J'ai tenu à reproduire ce texte (à quelques ajustements de mise en page près) exactement tel qu'il avait été publié
en 1959. Près de quarante ans plus tard, il est légitime de se poser quelques questions à son sujet : est-ce qu'il se
rapporte à un monde irrémédiablement rejeté par l'histoire, au nom de la fameuse "crise des idéologies" ? Est-ce
que ces hommes et ces femmes que j'ai vu travailler durement, avec un courage que la propagande ne se privait
pas d'exploiter, mais qu'il serait très bête de réduire à son imagerie, ont vraiment travaillé pour rien ? La lecture
des journaux du printemps 1997 là-dessus est accablante "famine" "échec total" "corruption généralisée" . . . Pas
de raison d'ergoter : cette partie-là a été perdue, affreusement, et une fois de plus les Coréens ont illustré leur
propension grecque à l'ubris.
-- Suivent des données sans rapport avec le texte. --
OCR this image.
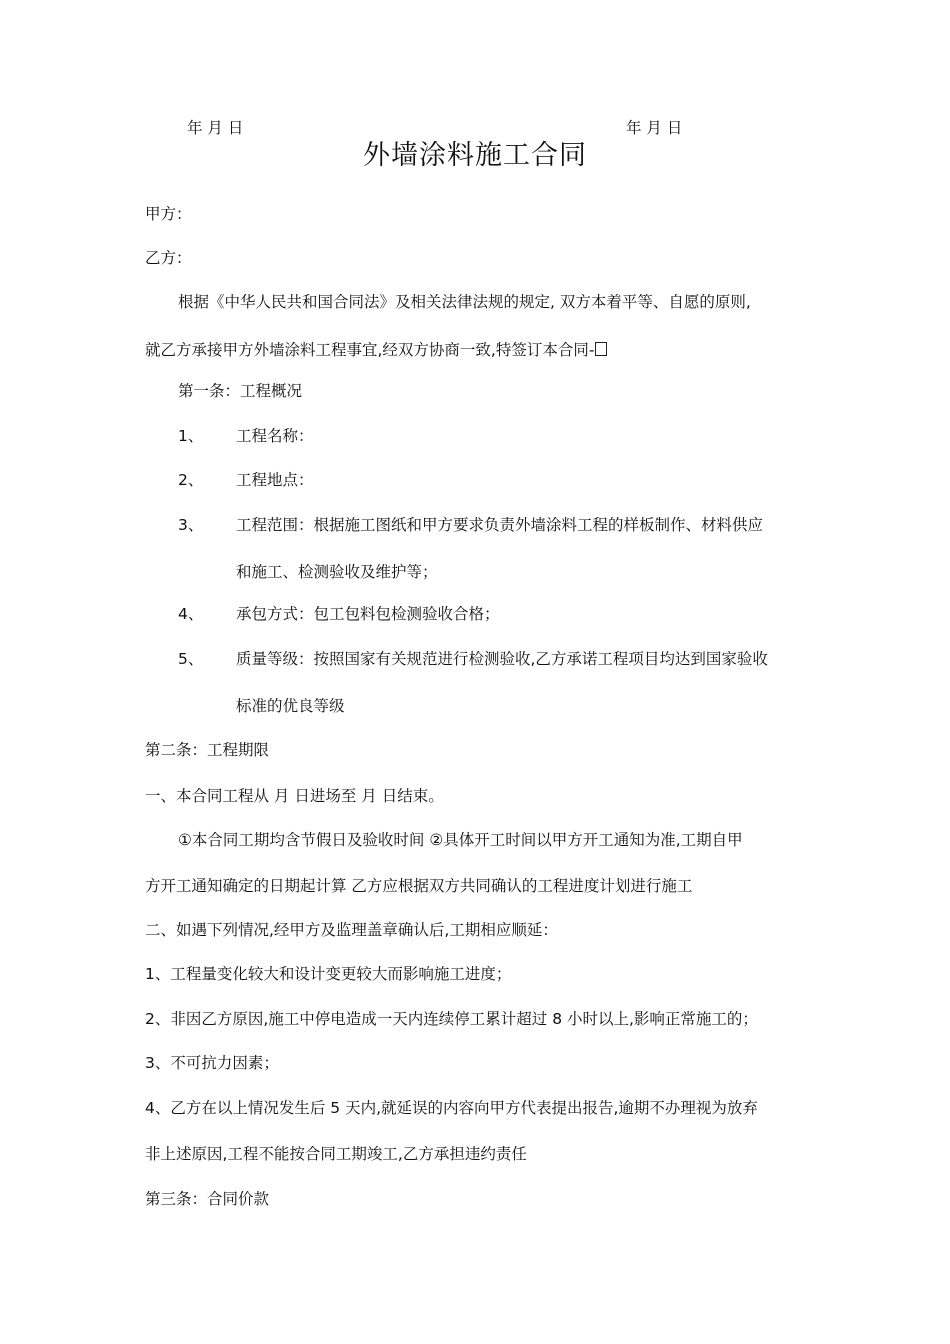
年 月 日	年 月 日
外墙涂料施工合同
甲方：
乙方：
根据《中华人民共和国合同法》及相关法律法规的规定, 双方本着平等、自愿的原则,
就乙方承接甲方外墙涂料工程事宜,经双方协商一致,特签订本合同-
第一条：工程概况
1、 工程名称：
2、 工程地点：
3、 工程范围：根据施工图纸和甲方要求负责外墙涂料工程的样板制作、材料供应
和施工、检测验收及维护等；
4、 承包方式：包工包料包检测验收合格；
5、 质量等级：按照国家有关规范进行检测验收,乙方承诺工程项目均达到国家验收
标准的优良等级
第二条：工程期限
一、本合同工程从 月 日进场至 月 日结束。
①本合同工期均含节假日及验收时间 ②具体开工时间以甲方开工通知为准,工期自甲
方开工通知确定的日期起计算 乙方应根据双方共同确认的工程进度计划进行施工
二、如遇下列情况,经甲方及监理盖章确认后,工期相应顺延：
1、工程量变化较大和设计变更较大而影响施工进度；
2、非因乙方原因,施工中停电造成一天内连续停工累计超过 8 小时以上,影响正常施工的；
3、不可抗力因素；
4、乙方在以上情况发生后 5 天内,就延误的内容向甲方代表提出报告,逾期不办理视为放弃
非上述原因,工程不能按合同工期竣工,乙方承担违约责任
第三条：合同价款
Toujours l'excès. dans le sentiment, dans la guerre, dans l'histoire.

Ce petit livre, lui, avait eu un destin particulier. Rejeté des deux côtés, pas assez laudateur pour le Nord (et
d'abord, cette tache inexpiable : pas une fois le nom du grand leader n'était prononcé !), immédiatement assimilé
à de la propagande communiste par le Sud, qui m'avait fait l'honneur de l'exhiber dans une vitrine du musée de
la contre-révolution avec l'étiquette de "chien marxiste" -ce qui ne m'avait pas paru spécialement injurieux : je
vois bien Snoopy délaissant quelque temps Herman Hesse pour lire le Capital... On peut se flatter de ce genre
de symétrie, se comparer à Charlie Chaplin à la fin du Pèlerin lorsque, canardé par les deux camps, il marche, un
pied devant l'autre, sur la frontière, et se dire que lorsqu'on se fait flinguer des deux côtés on a quelque chance
d'être sur la bonne route. C'est une gloriole assez courte, qui permet de se mettre à bon compte au-dessus de la
mêlée. Notre fin de siècle exige autre chose. D'ailleurs, je ne me suis jamais soucié du "sens de l'histoire" qu'en
jouant délibérément sur le mot sens : il ne s'agissait pas d'une direction à suivre, d'un panneau indicateur planté
par des chefs infaillibles (là encore, cette ambiguïté du mot "dirigeant" !), mais de la signification possible de
cette histoire pleine de bruit et de fureur, racontée, etc. Si jamais j'ai eu une passion dans le champ politique,
c'est celle de comprendre. Comprendre comment font les gens pour vivre sur une planète pareille. Comment ils
cherchent, comment ils essaient, comment ils . trompent, comment ils surmontent, comment ils apprennent,
comment ils se perdent... Ce qui d'avance une mettait du côté de ceux qui cherchent et se trompent, opposé à
ceux qui ne cherchent rien, que conserver, se défendre, et nier tout le reste.